Además, Costa criticó la desafortunada práctica de someter a menores con documentación a pruebas que, según muchos expertos, son discriminatorias y se basan en datos de una población que no se corresponde con la realidad actual. Las dificultades se agravan para los jóvenes de países como Senegal y Gambia, cuyos pasaportes son cuestionados constantemente, a pesar de que la normativa europea apoye su validez.

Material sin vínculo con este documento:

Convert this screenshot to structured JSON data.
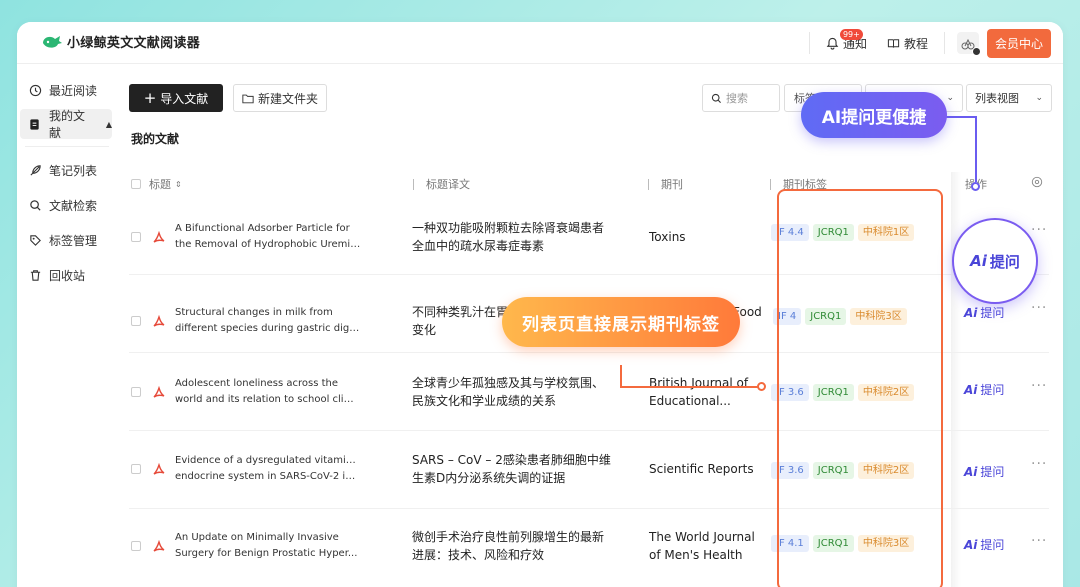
{
  "app": {
    "name": "小绿鲸英文文献阅读器"
  },
  "header": {
    "notify_label": "通知",
    "notify_badge": "99+",
    "tutorial_label": "教程",
    "vip_label": "会员中心"
  },
  "sidebar": {
    "items": [
      {
        "label": "最近阅读",
        "icon": "clock-icon"
      },
      {
        "label": "我的文献",
        "icon": "document-icon"
      },
      {
        "label": "笔记列表",
        "icon": "feather-icon"
      },
      {
        "label": "文献检索",
        "icon": "search-icon"
      },
      {
        "label": "标签管理",
        "icon": "tag-icon"
      },
      {
        "label": "回收站",
        "icon": "trash-icon"
      }
    ]
  },
  "toolbar": {
    "import_label": "导入文献",
    "new_folder_label": "新建文件夹",
    "search_placeholder": "搜索",
    "tag_filter": "标签",
    "view_select": "列表视图"
  },
  "section_title": "我的文献",
  "table": {
    "headers": {
      "title": "标题",
      "title_cn": "标题译文",
      "journal": "期刊",
      "journal_tags": "期刊标签",
      "actions": "操作"
    },
    "rows": [
      {
        "title_en_1": "A Bifunctional Adsorber Particle for",
        "title_en_2": "the Removal of Hydrophobic Uremic...",
        "title_cn": "一种双功能吸附颗粒去除肾衰竭患者全血中的疏水尿毒症毒素",
        "journal": "Toxins",
        "if": "IF 4.4",
        "jcr": "JCRQ1",
        "cas": "中科院1区",
        "ask": "提问"
      },
      {
        "title_en_1": "Structural changes in milk from",
        "title_en_2": "different species during gastric dige...",
        "title_cn": "不同种类乳汁在胃消化过程中的结构变化",
        "journal": "Food Chemistry",
        "if": "IF 4",
        "jcr": "JCRQ1",
        "cas": "中科院3区",
        "ask": "提问"
      },
      {
        "title_en_1": "Adolescent loneliness across the",
        "title_en_2": "world and its relation to school clim...",
        "title_cn": "全球青少年孤独感及其与学校氛围、民族文化和学业成绩的关系",
        "journal": "British Journal of Educational...",
        "if": "IF 3.6",
        "jcr": "JCRQ1",
        "cas": "中科院2区",
        "ask": "提问"
      },
      {
        "title_en_1": "Evidence of a dysregulated vitamin D",
        "title_en_2": "endocrine system in SARS-CoV-2 in...",
        "title_cn": "SARS – CoV – 2感染患者肺细胞中维生素D内分泌系统失调的证据",
        "journal": "Scientific Reports",
        "if": "IF 3.6",
        "jcr": "JCRQ1",
        "cas": "中科院2区",
        "ask": "提问"
      },
      {
        "title_en_1": "An Update on Minimally Invasive",
        "title_en_2": "Surgery for Benign Prostatic Hyper...",
        "title_cn": "微创手术治疗良性前列腺增生的最新进展：技术、风险和疗效",
        "journal": "The World Journal of Men's Health",
        "if": "IF 4.1",
        "jcr": "JCRQ1",
        "cas": "中科院3区",
        "ask": "提问"
      }
    ]
  },
  "callouts": {
    "ai": "AI提问更便捷",
    "tags": "列表页直接展示期刊标签",
    "big_ask": "提问"
  },
  "colors": {
    "accent_orange": "#f26a3d",
    "ai_purple": "#4a45d8"
  }
}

La problemática se agrava cuando se considera que, si un menor se niega a someterse a estas pruebas, la Fiscalía lo considera automáticamente mayor de edad, una acción contraria a la presunción de minoría que debería prevalecer en caso de duda. Este ciclo vicioso ha llevado a situaciones extremas y vergonzosas, como el caso de un joven senegalés que, a pesar de contar con la documentación adecuada, terminó en situación de calle tras ser declarado mayor de edad por la Fiscalía.

Como resultado de estas decisiones arbitrarias, muchos menores se ven abocados a la vida en la calle, sin recursos ni apoyo, enfrentándose a obstáculos insuperables para satisfacer sus necesidades básicas. La abogada Úrsula Ruiz, del grupo Irídia, destacó que los jóvenes que son forzados a abandonar los centros de protección a menudo se encuentran en una situación de vulnerabilidad extrema, con escasas opciones para su futuro y afectando gravemente sus trayectorias vitales.

La incidencia de estos casos no solo es una cuestión jurídica, sino que plantea un grave dilema ético y humano. Muchas de estas decisiones se están llevando a cabo sin que se informe adecuadamente a los menores sobre sus derechos, lo que ha llevado a que organismos internacionales, como el Comité de Derechos del Niño, emitan más de 15 dictámenes contra España por violar la Convención de Derechos del Niño en relación a su tratamiento hacia la infancia migrante no acompañada.

El clamor por un cambio en las políticas migratorias es más urgente que nunca, insistiendo en la necesidad de un enfoque que priorice la protección y el bienestar de los menores, en lugar de perpetuar un ciclo de exclusión y desamparo.